Part of my reading-to-ignore-the-silver-sky takes this form: The skeptical philosophy of Chuang Tzu. Does Christopher Nolan read Chuang Tzu? His work suggests so. At any rate, for obvious reasons given this oppressive and relentless sky, this work resonates for me. Perhaps this is the question: Is the weather trying to tell me something via the writing of Chuang Tzu? Or am I Chuang Tzu dreaming of the weather and how I will write about it in my book? Or am I Leslie Carol Roberts dreaming of a sky that is still weeks away holding tight with the trees and the great band of nesting migratory birds that keep me company each day?
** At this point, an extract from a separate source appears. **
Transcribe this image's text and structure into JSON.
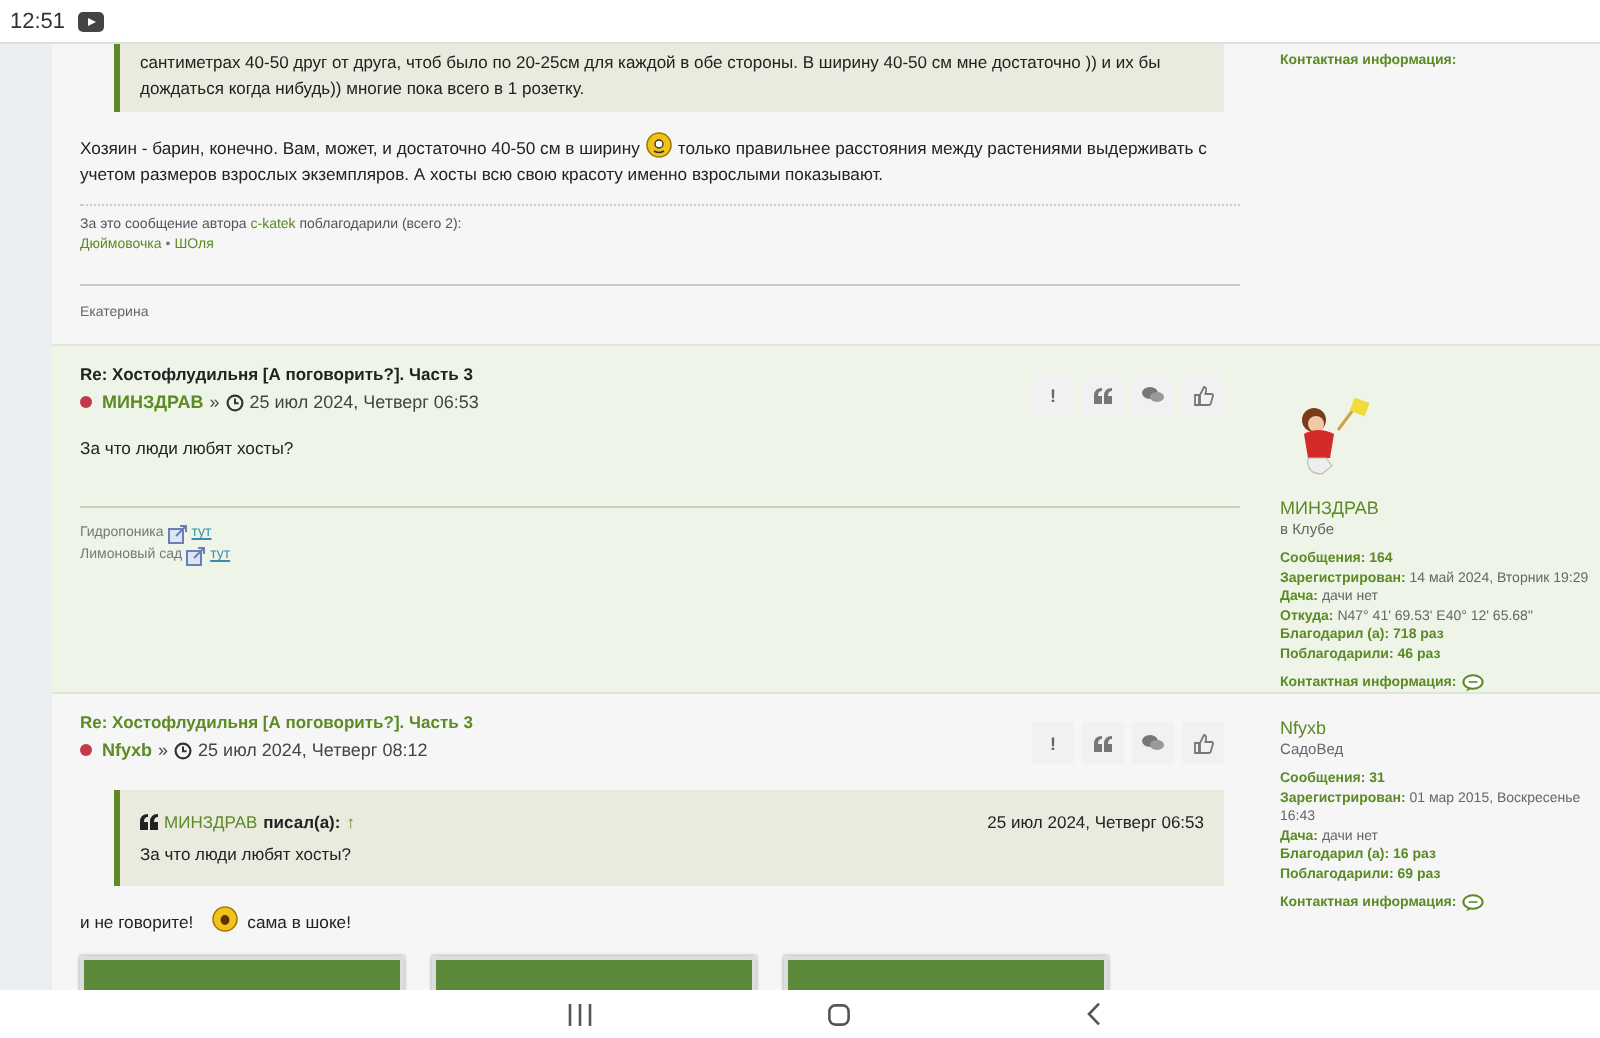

"Once Zhuangzi dreamt he was a butterfly, a butterfly flitting and fluttering around, happy with himself and doing as he pleased. He didn't know he was Zhuangzi. Suddenly he woke up and there he was, solid and unmistakable Zhuangzi. But he didn't know if he was Zhuangzi who had dreamt he was a butterfly, or a butterfly dreaming he was Zhuangzi. Between Zhuangzi and a butterfly there must be some distinction! This is called the Transformation of Things."
(The Complete Works of Chuang Tzu, trans Burton Watson, Columbia University Press, New York, 1968)

5 comments:

Unknown said...

Amazing how you can walk less than one mile and the sky is almost as blue as the ocean in The Presidio. One quick fix for the marine layer that lingers over our house is to win the CA Super Lotto Plus and copy/flip-up their ad campaign that's set in Los Angeles where they have it snow over their suburban home. We'll play Lotto, win the cashola and have sun lamps installed in the 100+ year old trees in the backyard to make the house as sunny and warm as possible. Then we'll sit out back sipping organic ice tea and count the seconds for the Presidio Feds to come and bust us. Gosh - you just can't win in the ever-changing Presidio. Still one of the most beautiful places to live in the world!

Unknown said...

P.S. Yes I did bust out of work early - it's GREAT being the boss!

LeslieR said...

Right now, the sea is about 20 percent deeper silver than the sky. They are in cahoots.

Helena Poolos said...

HEY! This is almost as good as your book! I will recomend this to my friends! lots of l<3


LiL BOOTS

Unknown said...

agreed: where's my summer?

helping a friend moving from Brooklyn to SF, he'd send apartments found on craigslist for my opinion. a comment often relayed: 'you don't want to live there, the weather's terrible in that neighborhood.' which to a rational person sounds... not so rational.

tho i'm used to it now, it was an adjustment from everywhere else i've ever lived. growing up, what was happening in dallas would happen 18 hours later in my hometown. now i watch the clouds slide over the back of twin peaks, grumble, then put on a sweater.